What is Mortgage Insurance?
by Ted Ricasa on Apr 27, 2014
Buying a home can be an exciting adventure. For most people, buying a home will also be one the largest investments they will make. People have a lot of questions during the process of purchasing a home and can be confused about all of the different fees bundled up into their payments. A lot of people have questions about one fee specifically: mortgage insurance. What is mortgage insurance? Do you have to pay for mortgage insurance when buying a new home? Fast Home Help explains.
How Does Mortgage Insurance Work?
So, what is mortgage insurance? Basically, mortgage insurance is a policy designed to protect the lender in the event of a default. Should you become unable to continue making payments, your mortgage insurance guarantees that the lender will receive the remaining balance from the insurance company. Many lenders require mortgage insurance for people who don’t make at least a 20% down payment on a home. A monthly fee for the policy will be rolled into your mortgage payment.
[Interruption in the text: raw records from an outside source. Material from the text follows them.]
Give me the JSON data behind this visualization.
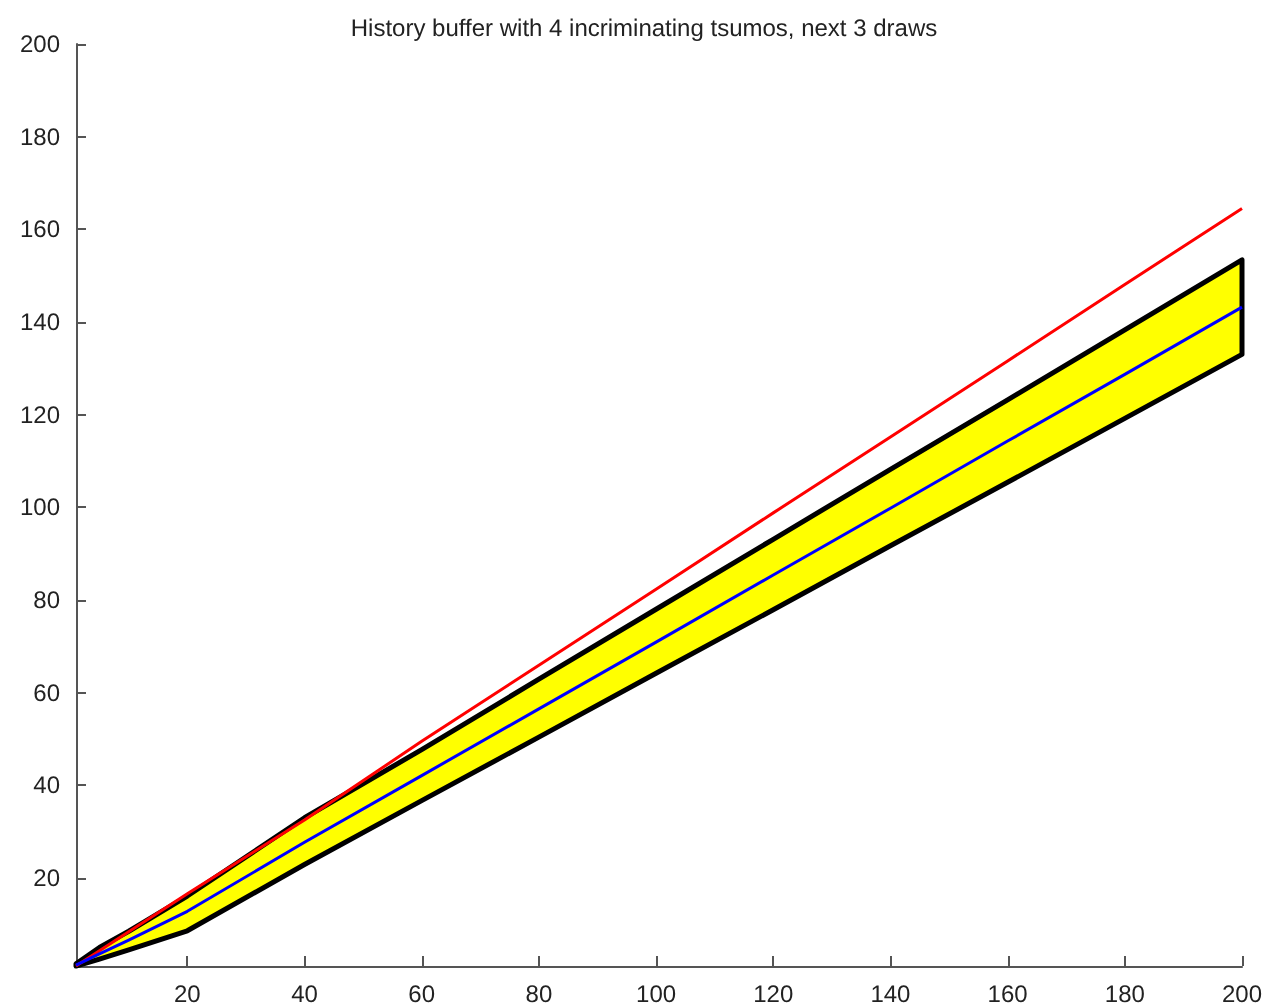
{
  "chart_data": {
    "type": "line",
    "title": "History buffer with 4 incriminating tsumos, next 3 draws",
    "x": [
      1,
      5,
      10,
      20,
      40,
      60,
      80,
      100,
      120,
      140,
      160,
      180,
      200
    ],
    "series": [
      {
        "color": "#ff0000",
        "values": [
          1,
          4.3,
          8.4,
          16.6,
          32.5,
          49.5,
          65.9,
          82.3,
          98.8,
          115.2,
          131.6,
          148.1,
          164.5
        ]
      },
      {
        "color": "#0000ff",
        "values": [
          1.2,
          3.6,
          6.6,
          12.8,
          27.7,
          42.1,
          56.5,
          70.9,
          85.4,
          99.8,
          114.3,
          128.7,
          143.2
        ],
        "lower": [
          1,
          2.5,
          4.5,
          8.6,
          22.9,
          36.7,
          50.4,
          64.2,
          77.9,
          91.7,
          105.4,
          119.2,
          133
        ],
        "upper": [
          1.5,
          5,
          8.5,
          16.1,
          33,
          47.7,
          62.9,
          78,
          93.1,
          108.2,
          123.2,
          138.3,
          153.4
        ]
      }
    ],
    "xlim": [
      1,
      200
    ],
    "ylim": [
      1,
      200
    ],
    "xticks": [
      20,
      40,
      60,
      80,
      100,
      120,
      140,
      160,
      180,
      200
    ],
    "yticks": [
      20,
      40,
      60,
      80,
      100,
      120,
      140,
      160,
      180,
      200
    ],
    "grid": false,
    "marker": "none",
    "line_style": "solid"
  }
}
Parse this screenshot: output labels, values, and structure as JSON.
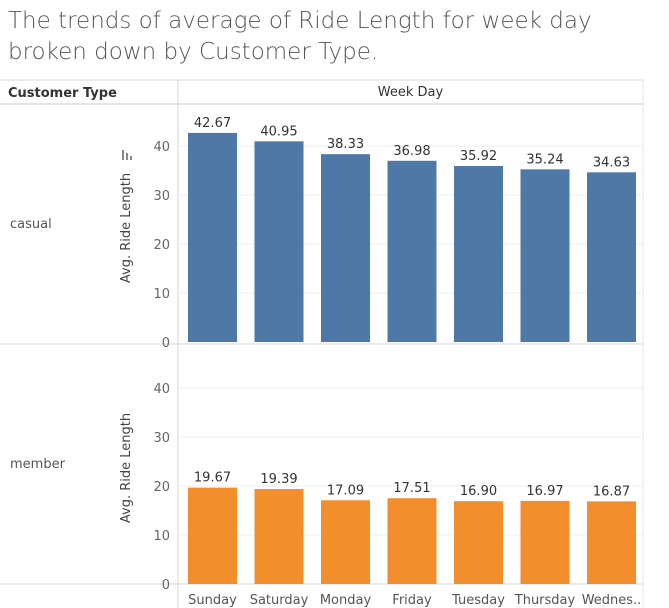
{
  "title": "The trends of average of Ride Length for week day broken down by Customer Type.",
  "header": {
    "row_dimension": "Customer Type",
    "column_dimension": "Week Day"
  },
  "colors": {
    "casual": "#4e79a7",
    "member": "#f28e2b"
  },
  "chart_data": {
    "type": "bar",
    "title": "The trends of average of Ride Length for week day broken down by Customer Type.",
    "categories": [
      "Sunday",
      "Saturday",
      "Monday",
      "Friday",
      "Tuesday",
      "Thursday",
      "Wednes.."
    ],
    "ylabel": "Avg. Ride Length",
    "panels": [
      {
        "name": "casual",
        "values": [
          42.67,
          40.95,
          38.33,
          36.98,
          35.92,
          35.24,
          34.63
        ],
        "labels": [
          "42.67",
          "40.95",
          "38.33",
          "36.98",
          "35.92",
          "35.24",
          "34.63"
        ],
        "yticks": [
          0,
          10,
          20,
          30,
          40
        ],
        "ylim": [
          0,
          45
        ],
        "color": "#4e79a7"
      },
      {
        "name": "member",
        "values": [
          19.67,
          19.39,
          17.09,
          17.51,
          16.9,
          16.97,
          16.87
        ],
        "labels": [
          "19.67",
          "19.39",
          "17.09",
          "17.51",
          "16.90",
          "16.97",
          "16.87"
        ],
        "yticks": [
          0,
          10,
          20,
          30,
          40
        ],
        "ylim": [
          0,
          45
        ],
        "color": "#f28e2b"
      }
    ],
    "grid": true,
    "legend": "none"
  }
}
Do I Pick the Insurance Provider?
No. The lender chooses the insurance company for you. Some will allow you to pay the total insurance premium up front at closing if you choose. However, most people elect to simply have the fee added to their monthly mortgage payment, so they only need to send one payment to the mortgage company instead of two. If you have any questions about the process, feel free to talk to your lender, insurance agent, or contact Fast Home Help for more information.
Is PMI the Same as FHA or VA Insurance?
No. The most common type of mortgage insurance is referred to as PMI, or private mortgage insurance. PMI is set up by a private lender using a private insurance company. FHA (Federal Housing Administration) and VA (US Department of Veterans Affairs) mortgage insurance is set up through the federal government for qualifying buyers. The rates you will be subject to will depend on the type of mortgage being secured.
What Can I Do to Avoid Paying Mortgage Insurance?
There are two routes to avoiding mortgage insurance. The first is simply to pay a 20% down payment on your new home. Unfortunately, for many people this just isn’t feasible. The other route is to cancel the policy, but you must have built up a specific amount of equity in your home. Once you’ve paid down at least 20% of the principal amount due, you can request that the mortgage insurance policy be canceled, which will bring down your monthly payment. The lender may automatically cancel the mortgage insurance policy, but this doesn’t usually happen until you’ve paid 22%. You can talk with your lender about your mortgage insurance policy and discuss your options for avoiding PMI altogether or canceling the policy once you’ve reached a certain amount of equity.